Он повернул домой. Проглянул серп луны, свет ее отразился на металлическом фасаде пустого жилища напротив. Стоя на ступеньках своего дома, он выкурил сигарету. Мимо прошел ночной автобус. Скорая помощь. Он вспомнил оставшуюся в живых после резни маленькую Одетту Семугеши, которую он фотографировал в больнице Красного Креста, пока Сильвермен брал у нее интервью. Голову ее закрывала широкая повязка, под которой размытой розовой, идущей ото лба к темени полосой прорисовывалась рана. Медленным, монотонным голосом она говорила по-французски. «Et puis… et puis…» Опасаясь, что девочка все еще находится в шоковом состоянии, врач не хотел разрешать им разговаривать с ней, и сейчас он стоял рядом, готовый прервать интервью при первом проявлении настойчивости со стороны Сильвермена. Утро было чудесное. Через открытую дверь офиса виднелось еще с десяток детей, смирно сидевших в пыли под олеандровым деревом. Когда интервью закончилось, Одетта направилась к ним.
— Она что, никогда не плачет? — спросил Сильвермен.

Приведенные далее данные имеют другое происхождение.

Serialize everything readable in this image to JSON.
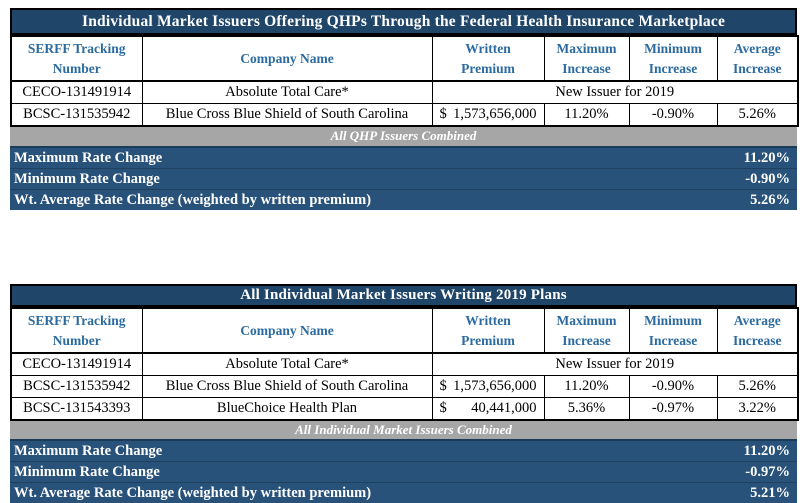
{
  "colors": {
    "title_bar_bg": "#1F4568",
    "header_text": "#2C6BA0",
    "combined_band_bg": "#A6A6A6",
    "summary_bg": "#29527A",
    "border": "#000000",
    "text_on_dark": "#FFFFFF"
  },
  "table1": {
    "title": "Individual Market Issuers Offering QHPs Through the Federal Health Insurance Marketplace",
    "headers": {
      "serff_l1": "SERFF Tracking",
      "serff_l2": "Number",
      "company": "Company Name",
      "premium_l1": "Written",
      "premium_l2": "Premium",
      "max_l1": "Maximum",
      "max_l2": "Increase",
      "min_l1": "Minimum",
      "min_l2": "Increase",
      "avg_l1": "Average",
      "avg_l2": "Increase"
    },
    "rows": [
      {
        "serff": "CECO-131491914",
        "company": "Absolute Total Care*",
        "note": "New Issuer for 2019"
      },
      {
        "serff": "BCSC-131535942",
        "company": "Blue Cross Blue Shield of South Carolina",
        "premium_symbol": "$",
        "premium_amount": "1,573,656,000",
        "max": "11.20%",
        "min": "-0.90%",
        "avg": "5.26%"
      }
    ],
    "combined_band": "All QHP Issuers Combined",
    "summary": [
      {
        "label": "Maximum Rate Change",
        "value": "11.20%"
      },
      {
        "label": "Minimum Rate Change",
        "value": "-0.90%"
      },
      {
        "label": "Wt. Average Rate Change (weighted by written premium)",
        "value": "5.26%"
      }
    ]
  },
  "table2": {
    "title": "All Individual Market Issuers Writing 2019 Plans",
    "headers": {
      "serff_l1": "SERFF Tracking",
      "serff_l2": "Number",
      "company": "Company Name",
      "premium_l1": "Written",
      "premium_l2": "Premium",
      "max_l1": "Maximum",
      "max_l2": "Increase",
      "min_l1": "Minimum",
      "min_l2": "Increase",
      "avg_l1": "Average",
      "avg_l2": "Increase"
    },
    "rows": [
      {
        "serff": "CECO-131491914",
        "company": "Absolute Total Care*",
        "note": "New Issuer for 2019"
      },
      {
        "serff": "BCSC-131535942",
        "company": "Blue Cross Blue Shield of South Carolina",
        "premium_symbol": "$",
        "premium_amount": "1,573,656,000",
        "max": "11.20%",
        "min": "-0.90%",
        "avg": "5.26%"
      },
      {
        "serff": "BCSC-131543393",
        "company": "BlueChoice Health Plan",
        "premium_symbol": "$",
        "premium_amount": "40,441,000",
        "max": "5.36%",
        "min": "-0.97%",
        "avg": "3.22%"
      }
    ],
    "combined_band": "All Individual Market Issuers Combined",
    "summary": [
      {
        "label": "Maximum Rate Change",
        "value": "11.20%"
      },
      {
        "label": "Minimum Rate Change",
        "value": "-0.97%"
      },
      {
        "label": "Wt. Average Rate Change (weighted by written premium)",
        "value": "5.21%"
      }
    ]
  }
}
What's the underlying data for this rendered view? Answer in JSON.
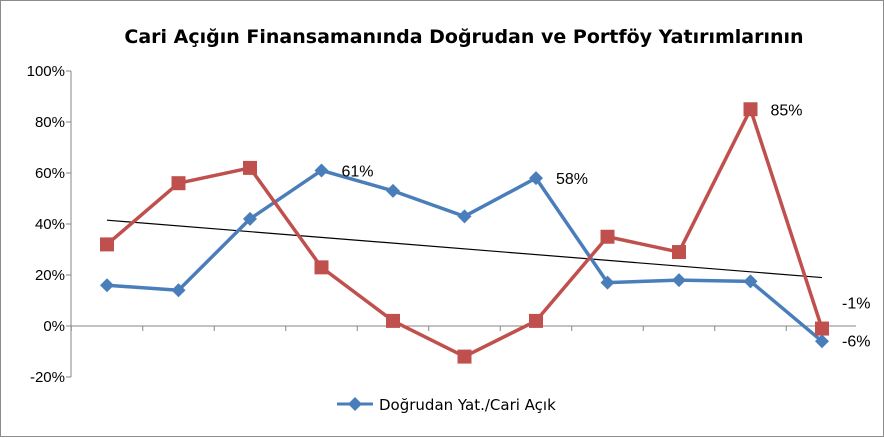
{
  "chart_data": {
    "type": "line",
    "title": "Cari Açığın Finansamanında Doğrudan ve Portföy Yatırımlarının",
    "xlabel": "",
    "ylabel": "",
    "ylim": [
      -20,
      100
    ],
    "yticks": [
      "100%",
      "80%",
      "60%",
      "40%",
      "20%",
      "0%",
      "-20%"
    ],
    "ytick_values": [
      100,
      80,
      60,
      40,
      20,
      0,
      -20
    ],
    "grid": false,
    "legend_position": "bottom",
    "x": [
      1,
      2,
      3,
      4,
      5,
      6,
      7,
      8,
      9,
      10,
      11
    ],
    "series": [
      {
        "name": "Doğrudan Yat./Cari Açık",
        "color": "#4a7ebb",
        "marker": "diamond",
        "values": [
          16,
          14,
          42,
          61,
          53,
          43,
          58,
          17,
          18,
          17.5,
          -6
        ]
      },
      {
        "color": "#c0504d",
        "marker": "square",
        "values": [
          32,
          56,
          62,
          23,
          2,
          -12,
          2,
          35,
          29,
          85,
          -1
        ]
      }
    ],
    "trendline": {
      "color": "#000000",
      "start": 41.5,
      "end": 19
    },
    "data_labels": [
      {
        "series": 0,
        "index": 3,
        "text": "61%"
      },
      {
        "series": 0,
        "index": 6,
        "text": "58%"
      },
      {
        "series": 1,
        "index": 9,
        "text": "85%"
      },
      {
        "series": 1,
        "index": 10,
        "text": "-1%"
      },
      {
        "series": 0,
        "index": 10,
        "text": "-6%"
      }
    ]
  }
}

— Еще рано, — сказал доктор; он был швейцарец и находился в стране десять дней. — От слишком страшной беды сердце каменеет.
— Это для него — единственный шанс уцелеть, — добавил Сильвермен.
Доктор согласился и пристально посмотрел на Клема и Сильвермена; он знал — Сильвермен сказал ему по дороге из офиса, — что они попали туда первыми из журналистов. Какое-то мгновение казалось, что он заинтересовался ими, что, возможно, он попросит их заполнить анкету для шоковых пациентов, осмотрит их; но было заметно, как он устал, уже, по-видимому, целиком поглощенный вереницей дел, на которые не хватало ни времени, ни сил. Пожав им руки, он приподнял свою в прощальном салюте и повернул прочь, предоставив им самостоятельно искать выход.